Теперь, когда все дела были сделаны, одна мысль глодала переводчика: что было в картонном футляре? Этот дурак арийских кровей вполне мог по невежеству выбросить что-нибудь действительно ценное. Себя-то он обеспечил, солдатня довольствуется тряпками, которые сегодня же будут проданы и вскоре пропиты, ему же, переводчику, не досталось пока ничего…
Давно уже не поют трубы перед атакой. Последний раз он слышал кавалерийскую трубу в 1920 году. Сам, привстав на стременах, подал знак трубачу.

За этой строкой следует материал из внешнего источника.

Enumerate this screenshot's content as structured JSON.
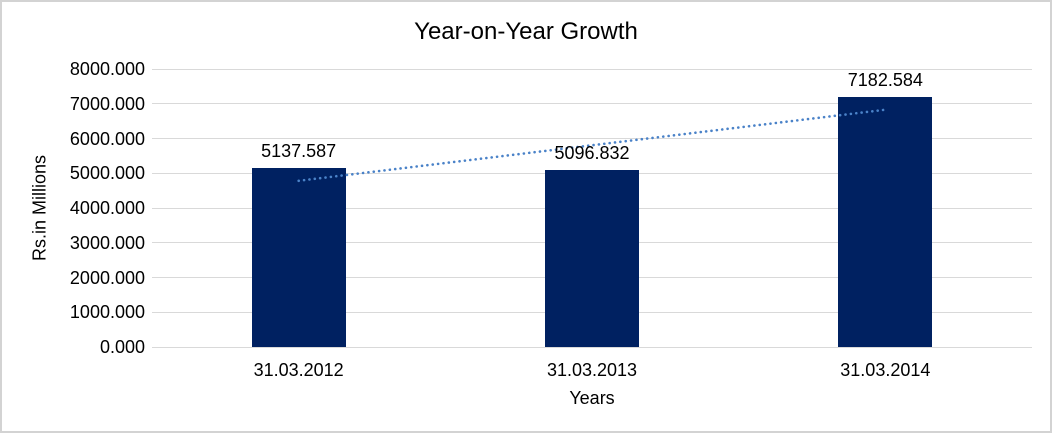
{
  "window": {
    "background": "#ffffff",
    "border_color": "#d3d3d3"
  },
  "chart_data": {
    "type": "bar",
    "title": "Year-on-Year Growth",
    "xlabel": "Years",
    "ylabel": "Rs.in Millions",
    "categories": [
      "31.03.2012",
      "31.03.2013",
      "31.03.2014"
    ],
    "values": [
      5137.587,
      5096.832,
      7182.584
    ],
    "data_labels": [
      "5137.587",
      "5096.832",
      "7182.584"
    ],
    "ylim": [
      0,
      8000
    ],
    "ytick_step": 1000,
    "ytick_labels": [
      "0.000",
      "1000.000",
      "2000.000",
      "3000.000",
      "4000.000",
      "5000.000",
      "6000.000",
      "7000.000",
      "8000.000"
    ],
    "grid": true,
    "legend": "none",
    "bar_color": "#002161",
    "gridline_color": "#d9d9d9",
    "text_color": "#000000",
    "trendline": {
      "type": "linear",
      "style": "dotted",
      "color": "#4a82c8"
    }
  }
}
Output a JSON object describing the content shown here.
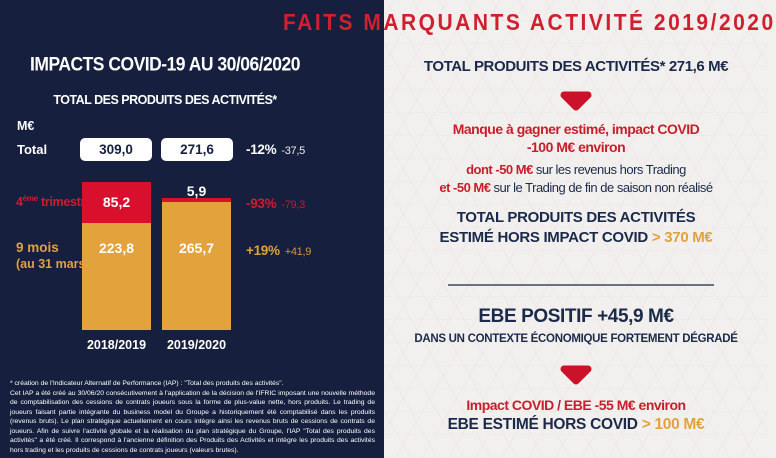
{
  "colors": {
    "navy": "#161f3d",
    "red": "#d8102e",
    "text_red": "#c81e2b",
    "gold": "#e2a23c",
    "light_bg": "#f2f0ee"
  },
  "main_title": "FAITS MARQUANTS ACTIVITÉ 2019/2020",
  "left_panel": {
    "title": "IMPACTS COVID-19 AU 30/06/2020",
    "subtitle": "TOTAL DES PRODUITS DES ACTIVITÉS*",
    "unit_label": "M€",
    "total_label": "Total",
    "q4_label_num": "4",
    "q4_label_sup": "ème",
    "q4_label_rest": " trimestre",
    "nine_months_label": "9 mois",
    "nine_months_sub": "(au 31 mars)",
    "footnote_line1": "* création de l'Indicateur Alternatif de Performance (IAP) : \"Total des produits des activités\".",
    "footnote_body": "Cet IAP a été créé au 30/06/20 consécutivement à l'application de la décision de l'IFRIC imposant une nouvelle méthode de comptabilisation des cessions de contrats joueurs sous la forme de plus-value nette, hors produits. Le trading de joueurs faisant partie intégrante du business model du Groupe a historiquement été comptabilisé dans les produits (revenus bruts). Le plan stratégique actuellement en cours intègre ainsi les revenus bruts de cessions de contrats de joueurs. Afin de suivre l'activité globale et la réalisation du plan stratégique du Groupe, l'IAP \"Total des produits des activités\" a été créé. Il correspond à l'ancienne définition des Produits des Activités et intègre les produits des activités hors trading et les produits de cessions de contrats joueurs (valeurs brutes)."
  },
  "chart_data": {
    "type": "bar",
    "stacked": true,
    "title": "TOTAL DES PRODUITS DES ACTIVITÉS*",
    "ylabel": "M€",
    "categories": [
      "2018/2019",
      "2019/2020"
    ],
    "series": [
      {
        "name": "4ème trimestre",
        "color": "#d8102e",
        "values": [
          85.2,
          5.9
        ],
        "labels": [
          "85,2",
          "5,9"
        ]
      },
      {
        "name": "9 mois (au 31 mars)",
        "color": "#e2a23c",
        "values": [
          223.8,
          265.7
        ],
        "labels": [
          "223,8",
          "265,7"
        ]
      }
    ],
    "totals": [
      309.0,
      271.6
    ],
    "totals_labels": [
      "309,0",
      "271,6"
    ],
    "changes": {
      "total": {
        "pct": "-12%",
        "abs": "-37,5"
      },
      "q4": {
        "pct": "-93%",
        "abs": "-79,3"
      },
      "nine_months": {
        "pct": "+19%",
        "abs": "+41,9"
      }
    },
    "legend_position": "left",
    "grid": false
  },
  "right_panel": {
    "headline": "TOTAL PRODUITS DES ACTIVITÉS* 271,6 M€",
    "covid_loss_line1": "Manque à gagner estimé, impact COVID",
    "covid_loss_line2": "-100 M€ environ",
    "detail1_red": "dont -50 M€",
    "detail1_rest": "sur les revenus hors Trading",
    "detail2_red": "et -50 M€",
    "detail2_rest": "sur le Trading de fin de saison non réalisé",
    "estimate_line1": "TOTAL PRODUITS DES ACTIVITÉS",
    "estimate_line2_navy": "ESTIMÉ HORS IMPACT COVID",
    "estimate_line2_gold": "> 370 M€",
    "ebe_line1": "EBE POSITIF +45,9 M€",
    "ebe_line2": "DANS UN CONTEXTE ÉCONOMIQUE FORTEMENT DÉGRADÉ",
    "ebe_covid_line1": "Impact COVID / EBE -55 M€ environ",
    "ebe_est_navy": "EBE ESTIMÉ HORS COVID",
    "ebe_est_gold": "> 100 M€"
  }
}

Сейчас обходятся без этого.
А удивительное чувство рождала труба. Можно быть сколь угодно трезвым, скептическим человеком, в упор видеть всю замешанную на крови и окопной грязи прозу войны и испытывать трепет при этом высоком, зовущем звуке, Куда, на что зовущем? Уж не в этом ли суть?
Ничего хорошего труба не обещает. Она ведь может звать и на страшный суд. И все равно — подъем и трепет.
Тут во всем противоречия. Как это у Блока: «под черною тучей веселый горнист…» И чуть дальше: «военною славой заплакал рожок, наполняя тревогой сердца…»
И сейчас он испытывал то непередаваемое, что будит труба. Пришли раскованность и безоглядность; хитрость и осторожность переплавились в какое-то новое качество, а страха он не знал никогда. И даже о Лизе думал, отделяя ее от себя: он уходил, она оставалась. Солдатское, почти позабытое восприятие: мы уходим — они остаются. Только надежды на возвращение на сей раз — никакой.